The statistics are daunting, but, according to Wilson, the most effective tool to get people tested and get the word out is the message in the film: that people actually can end the AIDS epidemic in their communities.

“We have the tools to do that. The question now is will we? Will we use those tools effectively, efficiently, compassionately, expeditiously? But, at the end of the day, if we’re going to end the AIDS epidemic in black communities, black communities have to make a commitment to doing that work," Wilson said.

The documentary encourages people to get informed, get tested and, if they're HIV-positive, get treatment.

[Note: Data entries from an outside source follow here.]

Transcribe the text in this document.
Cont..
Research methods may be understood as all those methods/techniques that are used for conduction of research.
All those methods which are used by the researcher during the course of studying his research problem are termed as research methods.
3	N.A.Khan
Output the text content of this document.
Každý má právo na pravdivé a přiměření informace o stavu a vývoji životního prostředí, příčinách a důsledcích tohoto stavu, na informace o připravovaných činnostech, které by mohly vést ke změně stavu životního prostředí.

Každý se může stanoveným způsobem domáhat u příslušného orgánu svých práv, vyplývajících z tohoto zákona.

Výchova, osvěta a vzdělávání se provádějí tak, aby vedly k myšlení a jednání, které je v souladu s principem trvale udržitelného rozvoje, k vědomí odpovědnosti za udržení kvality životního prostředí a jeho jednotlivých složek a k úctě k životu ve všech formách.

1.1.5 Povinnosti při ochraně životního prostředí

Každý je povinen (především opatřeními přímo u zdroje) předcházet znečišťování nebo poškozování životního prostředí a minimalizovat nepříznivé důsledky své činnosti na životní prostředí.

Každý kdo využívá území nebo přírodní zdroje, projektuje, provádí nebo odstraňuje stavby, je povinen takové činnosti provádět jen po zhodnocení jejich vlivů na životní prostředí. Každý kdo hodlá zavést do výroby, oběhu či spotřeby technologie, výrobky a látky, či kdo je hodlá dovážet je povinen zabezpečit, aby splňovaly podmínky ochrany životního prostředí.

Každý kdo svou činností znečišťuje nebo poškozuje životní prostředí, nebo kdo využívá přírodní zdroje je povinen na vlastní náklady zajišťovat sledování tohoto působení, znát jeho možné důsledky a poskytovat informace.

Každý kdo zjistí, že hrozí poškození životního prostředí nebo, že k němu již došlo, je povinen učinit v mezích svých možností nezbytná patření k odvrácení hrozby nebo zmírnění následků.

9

"Knowledge is a powerful tool in the war against HIV. Get tested. Knowing your HIV status is a right and a responsibility. Knowing your partner’s HIV status can save your life. If positive, get treatment. AIDS is not an automatic death sentence anymore," Wilson said.

Most importantly, Wilson said, get involved.

"The life you save may be your own. We do have the capacity to fight this epidemic," he said. "Black people are a resilient people. We have been greater than all of the challenges we’ve faced in the past, and together, we’re greater than AIDS."